Religionsbehörden in der Türkei, Indonesien, den Vereinigten Arabischen Emiraten (VAE) und Tunesien vertreten dieselbe Ansicht. Verboten seien lediglich die Einnahme von Substanzen durch Mund, Nase und andere Körperöffnungen sowie intravenöse Spritzen, erklärten die Behörden in Dubai.
Selbst wenn ein Gläubiger nach einer Impfung wegen schwerer Nebenwirkungen einen Tag mit dem Fasten aussetzen müsse, zähle das nicht als Sünde, sagte Ahmed Abdirahman, Arzt und Mitarbeiter in einem islamischen Gemeindezentrum in den USA, der Nachrichtenagentur AP: Ein verlorener Fastentag kann nach dem Ramadan nachgeholt werden. Der Verband muslimischer Ärzte in Großbritannien konfrontiert Impfskeptiker mit der Frage: „Wie viele Fastentage wirst du wohl verpassen, wenn du dir Covid einfängst?“
Dass sich alle Gläubige an die Ratschläge der Gelehrten und Ärzte halten werden, ist unwahrscheinlich. Die Medizinzeitschrift „The Lancet“berichtete von einer Studie, die 2016 während der Ebola-Epidemie in Westafrika angefertigt wurde. Dort erklärten vier von fünf Gelehrten, eine Impfung im Ramadan sei gottgefällig. Dennoch habe die Akzeptanz der Impfungen in der Bevölkerung bei nur 40 Prozent gelegen.
Um Ähnliches für die Corona-Impfkampagne auszuschließen, denken die Behörden in muslimischen Ländern über neue Wege nach. Indonesien, mit 220 Millionen Menschen das bevölkerungsreichste islamische Land der Welt, will im Ramadan vor allem nach Sonnenuntergang impfen, wie das Nachrichtenportal Nikkei Asia meldete.
Im Ramadan 2020 stellten viele Länder den Reiseverkehr ein, erließen Ausgangssperren und verboten gemeinsame Gebete. Die Besuche bei Verwandten und Freunden, die sonst den Ramadan prägen, sollten damit verhindert werden.
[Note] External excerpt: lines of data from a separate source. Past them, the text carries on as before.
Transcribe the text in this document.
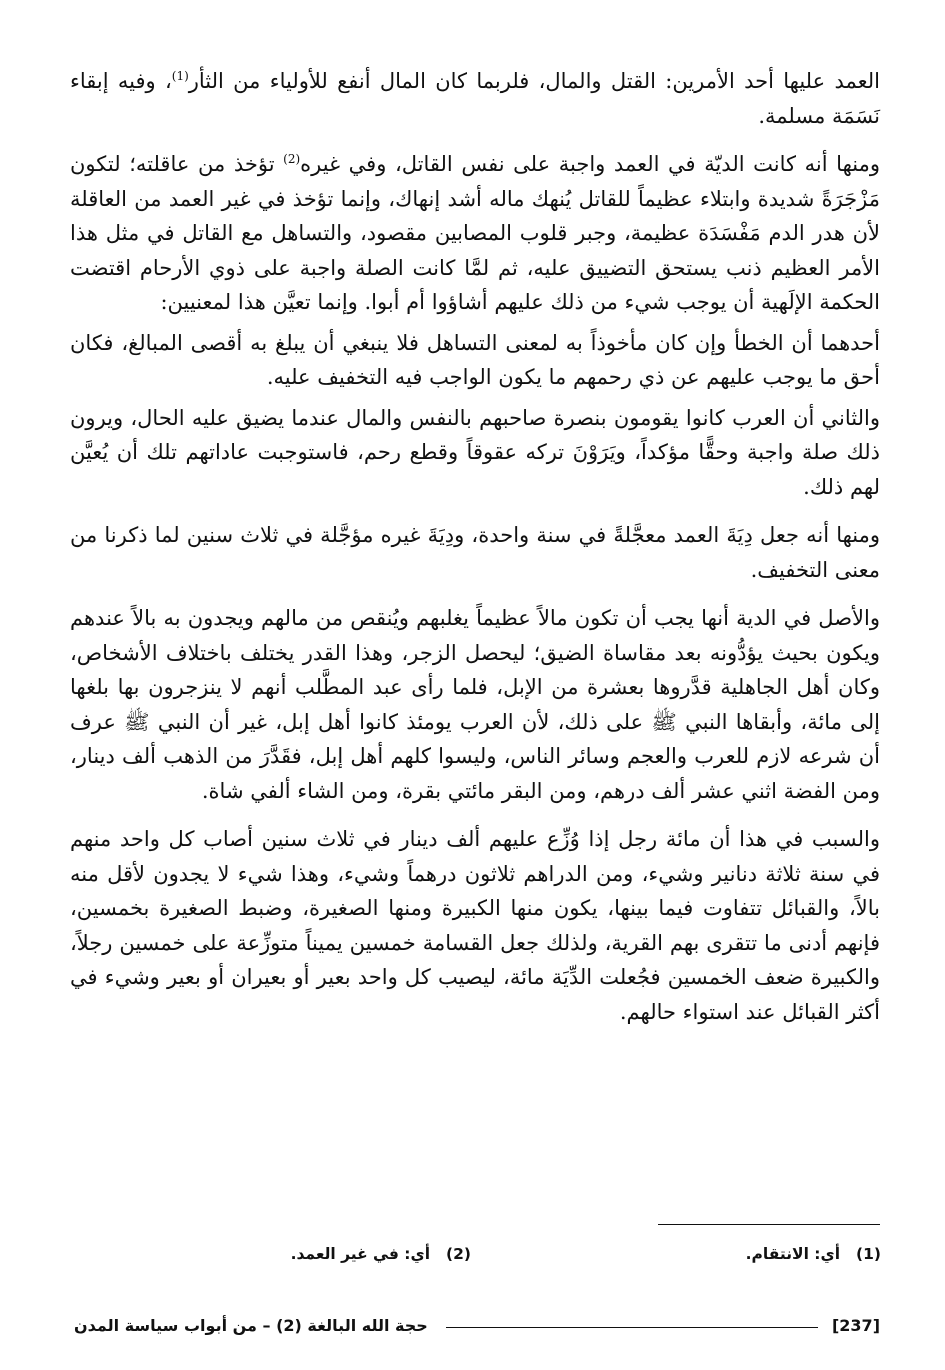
العمد عليها أحد الأمرين: القتل والمال، فلربما كان المال أنفع للأولياء من الثأر$^{(1)}$، وفيه إبقاء نَسَمَة مسلمة.

ومنها أنه كانت الديّة في العمد واجبة على نفس القاتل، وفي غيره$^{(2)}$ تؤخذ من عاقلته؛ لتكون مَزْجَرَةً شديدة وابتلاء عظيماً للقاتل يُنهك ماله أشد إنهاك، وإنما تؤخذ في غير العمد من العاقلة لأن هدر الدم مَفْسَدَة عظيمة، وجبر قلوب المصابين مقصود، والتساهل مع القاتل في مثل هذا الأمر العظيم ذنب يستحق التضييق عليه، ثم لمَّا كانت الصلة واجبة على ذوي الأرحام اقتضت الحكمة الإلَهية أن يوجب شيء من ذلك عليهم أشاؤوا أم أبوا. وإنما تعيَّن هذا لمعنيين:

أحدهما أن الخطأ وإن كان مأخوذاً به لمعنى التساهل فلا ينبغي أن يبلغ به أقصى المبالغ، فكان أحق ما يوجب عليهم عن ذي رحمهم ما يكون الواجب فيه التخفيف عليه.

والثاني أن العرب كانوا يقومون بنصرة صاحبهم بالنفس والمال عندما يضيق عليه الحال، ويرون ذلك صلة واجبة وحقًّا مؤكداً، ويَرَوْنَ تركه عقوقاً وقطع رحم، فاستوجبت عاداتهم تلك أن يُعيَّن لهم ذلك.

ومنها أنه جعل دِيَةَ العمد معجَّلةً في سنة واحدة، ودِيَةَ غيره مؤجَّلة في ثلاث سنين لما ذكرنا من معنى التخفيف.

والأصل في الدية أنها يجب أن تكون مالاً عظيماً يغلبهم ويُنقص من مالهم ويجدون به بالاً عندهم ويكون بحيث يؤدُّونه بعد مقاساة الضيق؛ ليحصل الزجر، وهذا القدر يختلف باختلاف الأشخاص، وكان أهل الجاهلية قدَّروها بعشرة من الإبل، فلما رأى عبد المطَّلب أنهم لا ينزجرون بها بلغها إلى مائة، وأبقاها النبي ﷺ على ذلك، لأن العرب يومئذ كانوا أهل إبل، غير أن النبي ﷺ عرف أن شرعه لازم للعرب والعجم وسائر الناس، وليسوا كلهم أهل إبل، فقَدَّرَ من الذهب ألف دينار، ومن الفضة اثني عشر ألف درهم، ومن البقر مائتي بقرة، ومن الشاء ألفي شاة.

والسبب في هذا أن مائة رجل إذا وُزِّع عليهم ألف دينار في ثلاث سنين أصاب كل واحد منهم في سنة ثلاثة دنانير وشيء، ومن الدراهم ثلاثون درهماً وشيء، وهذا شيء لا يجدون لأقل منه بالاً، والقبائل تتفاوت فيما بينها، يكون منها الكبيرة ومنها الصغيرة، وضبط الصغيرة بخمسين، فإنهم أدنى ما تتقرى بهم القرية، ولذلك جعل القسامة خمسين يميناً متوزِّعة على خمسين رجلاً، والكبيرة ضعف الخمسين فجُعلت الدِّيَة مائة، ليصيب كل واحد بعير أو بعيران أو بعير وشيء في أكثر القبائل عند استواء حالهم.

(1)أي: الانتقام.
(2)أي: في غير العمد.
[237]
حجة الله البالغة (2) – من أبواب سياسة المدن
Auch diesmal dürfen sich Muslime zum Beispiel in der Türkei nicht wie gewohnt zum gemeinsamen Nachtgebet in dem Moscheen treffen. Das gemeinsame Fastenbrechen nach Sonnenuntergang – der Höhepunkt jedes Tages in einem normalen Ramadan – ist in großen Gruppen ebenfalls verboten. Der Ramadan fällt in der Türkei mit einem neuen Lockdown zusammen, mit dem die dritte Corona-Welle gebrochen werden soll.
Anderswo in der islamischen Welt erlassen die Behörden ebenfalls neue Vorschriften, um den Ramadan nicht zum Superspreader-Monat werden zu lassen. Saudi-Arabien lässt für die sogenannte Kleine Wallfahrt während des Ramadans nur Geimpfte und Corona-Genesene
einreisen. Indonesien kürzt die Zahl der Feiertage am Ende des Ramadan Mitte Mai von acht auf fünf Tage und verbietet während dieser Zeit alle Reisen. Ägypten beschränkt die Nachtgebete im Ramadan auf bestimmte Moscheen, die Türkei verbietet sie ganz.
Dennoch dürfte die Macht der Tradition mancherorts stärker sein als die Furcht vor dem Coronavirus. Mohamed Tag el-Din, ein Berater des ägyptischen Gesundheitsministeriums, sagt bereits jetzt einen Anstieg der Infektionen in seinem Land im Ramadan voraus: Familienbesuche und größere Treffen werden nach seiner Einschätzung trotz der Verbote stattfinden.